My review of Helene Tursten's The Beige Man is now live a the new crime fiction magazine and website, The Life Sentence: have a look at the new site! The url is www.thelifesentence.net (and beyond reviews, the magazine features interrogations and feature articles across the spectrum of noir, mystery, cozy, spies, thrillers, etc. The editor is Lisa Levy, until recently the noir editor at the Los Angeles Review of Books.

Wednesday, April 01, 2015

Jake Needham, The Dead American

The third book in Jake Needham's Samuel Tay series finds the detective on administrative leave, following the suspicious (from the police force's point of view) shooting at the end of the previous book, The Umbrella Man. The always independent and skeptical Tay is approached by Emma Lazar, a writer for the Wall Street Journal, who wants him to help her investigate the apparent suicide of a young American software engineer who had been hired by a Singapore company developing a driverless car.

Tay is reluctant to help but becomes involved (he after all has nothing else to do right now) and becomes, as usual, involved in the complicated politics and bureaucracy of the hyper-nanny city-state. The danger to Tay and Lazar, and everyone else involved, plus the interest shown by Singapore's security establishment, make it clear that there's something going on besides cars without drivers, but the detective and the small team that he enlists to help him cannot penetrate the company's security to find out what's going on.

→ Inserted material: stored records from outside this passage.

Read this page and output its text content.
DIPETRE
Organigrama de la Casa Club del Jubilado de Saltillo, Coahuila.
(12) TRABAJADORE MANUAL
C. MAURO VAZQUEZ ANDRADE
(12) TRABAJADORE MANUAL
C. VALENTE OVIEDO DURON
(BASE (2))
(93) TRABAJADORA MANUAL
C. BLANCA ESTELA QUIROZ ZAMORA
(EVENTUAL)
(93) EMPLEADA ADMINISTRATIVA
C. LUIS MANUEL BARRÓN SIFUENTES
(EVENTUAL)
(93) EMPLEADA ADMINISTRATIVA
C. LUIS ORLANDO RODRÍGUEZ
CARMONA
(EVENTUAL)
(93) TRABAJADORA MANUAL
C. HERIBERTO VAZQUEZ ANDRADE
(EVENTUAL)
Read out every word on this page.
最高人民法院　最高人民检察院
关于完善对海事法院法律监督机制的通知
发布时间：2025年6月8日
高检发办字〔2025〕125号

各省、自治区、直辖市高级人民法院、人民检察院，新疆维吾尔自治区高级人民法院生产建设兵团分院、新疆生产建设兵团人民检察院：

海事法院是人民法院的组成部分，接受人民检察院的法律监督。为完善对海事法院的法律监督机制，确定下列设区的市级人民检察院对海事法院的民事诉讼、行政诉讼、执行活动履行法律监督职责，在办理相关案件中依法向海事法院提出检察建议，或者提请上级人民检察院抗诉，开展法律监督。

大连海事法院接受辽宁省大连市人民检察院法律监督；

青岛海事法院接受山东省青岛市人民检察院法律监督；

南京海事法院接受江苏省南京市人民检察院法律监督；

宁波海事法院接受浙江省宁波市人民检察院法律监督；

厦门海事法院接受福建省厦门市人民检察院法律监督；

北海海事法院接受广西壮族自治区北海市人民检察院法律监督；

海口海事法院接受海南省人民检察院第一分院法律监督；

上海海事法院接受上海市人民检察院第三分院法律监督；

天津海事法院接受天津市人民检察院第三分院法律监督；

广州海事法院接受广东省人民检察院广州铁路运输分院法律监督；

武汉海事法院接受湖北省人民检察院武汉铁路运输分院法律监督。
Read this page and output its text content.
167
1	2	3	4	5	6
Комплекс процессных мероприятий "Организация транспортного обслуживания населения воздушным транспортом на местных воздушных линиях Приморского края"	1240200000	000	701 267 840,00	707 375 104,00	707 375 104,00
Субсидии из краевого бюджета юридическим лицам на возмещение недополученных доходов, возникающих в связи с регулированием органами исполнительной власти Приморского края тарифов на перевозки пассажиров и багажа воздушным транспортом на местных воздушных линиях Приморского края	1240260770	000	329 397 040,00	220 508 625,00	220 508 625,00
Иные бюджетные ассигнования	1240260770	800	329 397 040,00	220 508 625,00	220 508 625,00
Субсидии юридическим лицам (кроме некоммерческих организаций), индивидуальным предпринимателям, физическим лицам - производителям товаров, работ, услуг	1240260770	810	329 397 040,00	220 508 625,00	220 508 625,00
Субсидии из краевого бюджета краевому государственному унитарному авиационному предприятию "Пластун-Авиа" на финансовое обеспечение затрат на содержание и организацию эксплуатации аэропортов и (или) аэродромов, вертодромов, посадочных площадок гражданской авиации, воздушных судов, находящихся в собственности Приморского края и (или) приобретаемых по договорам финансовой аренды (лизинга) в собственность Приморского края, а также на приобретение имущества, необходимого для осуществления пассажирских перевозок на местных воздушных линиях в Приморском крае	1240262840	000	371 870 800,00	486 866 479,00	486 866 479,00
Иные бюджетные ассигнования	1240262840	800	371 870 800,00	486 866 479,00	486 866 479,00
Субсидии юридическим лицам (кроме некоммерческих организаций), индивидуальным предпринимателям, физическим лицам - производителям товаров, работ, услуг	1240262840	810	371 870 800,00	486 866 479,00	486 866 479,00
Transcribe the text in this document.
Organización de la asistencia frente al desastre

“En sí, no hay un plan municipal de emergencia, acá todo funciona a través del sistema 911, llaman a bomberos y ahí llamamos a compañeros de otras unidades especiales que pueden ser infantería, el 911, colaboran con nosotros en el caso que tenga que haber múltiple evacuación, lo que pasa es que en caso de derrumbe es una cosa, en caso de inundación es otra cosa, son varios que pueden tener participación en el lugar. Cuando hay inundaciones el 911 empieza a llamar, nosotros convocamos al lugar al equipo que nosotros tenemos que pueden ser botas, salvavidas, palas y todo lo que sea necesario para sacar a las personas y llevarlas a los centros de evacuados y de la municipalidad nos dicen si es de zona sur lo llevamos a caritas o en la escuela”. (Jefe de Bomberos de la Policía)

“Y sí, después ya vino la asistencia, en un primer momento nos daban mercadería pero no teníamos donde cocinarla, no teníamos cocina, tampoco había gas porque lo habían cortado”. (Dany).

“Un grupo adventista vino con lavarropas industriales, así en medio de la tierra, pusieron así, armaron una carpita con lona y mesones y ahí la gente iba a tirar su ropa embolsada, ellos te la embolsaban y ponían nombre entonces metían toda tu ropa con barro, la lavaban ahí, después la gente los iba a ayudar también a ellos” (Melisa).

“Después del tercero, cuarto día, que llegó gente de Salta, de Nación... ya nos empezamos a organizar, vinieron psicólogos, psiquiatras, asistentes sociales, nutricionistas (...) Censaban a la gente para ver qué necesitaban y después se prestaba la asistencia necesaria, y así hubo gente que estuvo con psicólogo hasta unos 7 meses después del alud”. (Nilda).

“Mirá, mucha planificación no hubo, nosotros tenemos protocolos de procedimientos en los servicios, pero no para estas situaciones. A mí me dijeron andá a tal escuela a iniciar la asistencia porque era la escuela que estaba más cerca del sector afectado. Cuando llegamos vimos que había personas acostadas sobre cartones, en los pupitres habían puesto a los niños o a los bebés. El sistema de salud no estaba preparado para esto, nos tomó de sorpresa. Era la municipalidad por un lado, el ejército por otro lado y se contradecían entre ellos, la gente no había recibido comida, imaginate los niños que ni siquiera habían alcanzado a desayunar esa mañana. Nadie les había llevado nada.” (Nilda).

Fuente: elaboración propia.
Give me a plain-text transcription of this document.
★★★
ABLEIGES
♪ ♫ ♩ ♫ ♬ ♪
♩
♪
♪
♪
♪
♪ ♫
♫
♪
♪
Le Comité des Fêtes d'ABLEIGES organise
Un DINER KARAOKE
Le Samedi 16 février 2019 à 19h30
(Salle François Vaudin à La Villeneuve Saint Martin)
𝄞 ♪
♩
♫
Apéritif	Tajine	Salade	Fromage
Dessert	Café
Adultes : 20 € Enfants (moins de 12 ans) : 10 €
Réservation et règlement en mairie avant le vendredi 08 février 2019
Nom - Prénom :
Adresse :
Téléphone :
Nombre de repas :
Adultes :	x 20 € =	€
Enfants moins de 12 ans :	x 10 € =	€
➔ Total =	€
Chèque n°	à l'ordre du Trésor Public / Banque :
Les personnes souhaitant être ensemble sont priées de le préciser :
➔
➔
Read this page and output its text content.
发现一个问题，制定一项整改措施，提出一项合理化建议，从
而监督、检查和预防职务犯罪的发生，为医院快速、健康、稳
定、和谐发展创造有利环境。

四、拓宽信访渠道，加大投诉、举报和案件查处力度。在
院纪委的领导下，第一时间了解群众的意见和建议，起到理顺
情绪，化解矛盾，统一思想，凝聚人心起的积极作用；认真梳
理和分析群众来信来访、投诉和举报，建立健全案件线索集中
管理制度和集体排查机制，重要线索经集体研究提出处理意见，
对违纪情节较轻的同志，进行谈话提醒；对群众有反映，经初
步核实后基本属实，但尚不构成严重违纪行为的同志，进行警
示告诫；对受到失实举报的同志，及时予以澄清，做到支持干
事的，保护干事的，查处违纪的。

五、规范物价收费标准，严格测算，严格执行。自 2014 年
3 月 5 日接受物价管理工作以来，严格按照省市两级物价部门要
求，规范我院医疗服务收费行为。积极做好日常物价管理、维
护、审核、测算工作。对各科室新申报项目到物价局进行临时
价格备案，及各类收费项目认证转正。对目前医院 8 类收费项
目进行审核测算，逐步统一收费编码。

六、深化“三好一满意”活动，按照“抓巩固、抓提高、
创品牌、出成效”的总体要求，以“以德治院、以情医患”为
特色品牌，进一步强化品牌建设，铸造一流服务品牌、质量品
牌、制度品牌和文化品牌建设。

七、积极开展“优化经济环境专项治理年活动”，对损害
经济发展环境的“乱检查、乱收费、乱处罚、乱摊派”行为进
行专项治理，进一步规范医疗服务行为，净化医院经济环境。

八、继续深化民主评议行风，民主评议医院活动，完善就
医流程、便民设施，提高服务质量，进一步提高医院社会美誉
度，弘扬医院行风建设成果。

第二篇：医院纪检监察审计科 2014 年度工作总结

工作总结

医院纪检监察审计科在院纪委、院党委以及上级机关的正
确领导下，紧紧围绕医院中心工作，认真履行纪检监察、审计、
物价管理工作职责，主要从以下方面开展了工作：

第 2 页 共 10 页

Needham keeps up the tension by keeping the focus on Tay, not a particularly charming man but a curious one who isn't easily intimidated (except for the ghost of his mother, in whom he doesn't believe but who nevertheless haunts him with advice about his life and the case occasionally). The ghost's presence is not as pervading as the ghosts in the Doctor Siri series by Colin Cotterill, Needham's style is realistic. And the grounding in the real provides a very powerful conclusion to the reasons for the company's secrecy and the murder(s), leading to the dark heart of a conspiracy that is linked to recent headlines and is all-too-believable.

Monday, March 23, 2015

Timothy Williams, new and reissued


Most dialogue in crime fiction moves forward smoothly, the speakers responding to one another and perhaps gradually revealing the truth of the events in the story. In the novels of Timothy Williams, though, the dialogue follows the patterns of life: the speakers are not really listening to each other and definitely not responding coherently to one another. The reader discovers, in the disconnected conversations, the truths that the speakers are hiding from each other, and even from themselves. His recent novel, The Honest Folk of Guadeloupe, follows this indirect method to its logical conclusion: has a crime taken place, and if so what crime? This is not a whodunit, it's a glimpse into the complex life of the citizens of a post-colonial, conflicted culture.

Soho Crime, which published The Honest Folk last year, has recently been reissuing Williams previous series, featuring Italian Commissario Piero Trotti. Trotti, a spiky character with fewer social skills than Judge Anne Marie Laveaud of The Honest Folk and the previous Antother Sun, suits Williams's style perfectly: He talks over people, goes his own way, and has difficulty with everyone in his professional and personal life. In his case, Trotti's investigations lead through some of the most difficult years of Italian history, from the "years of lead" onward into the 1990s, each of the five reissued novels tying local crimes to larger social patterns of violence, corruption, and chaos.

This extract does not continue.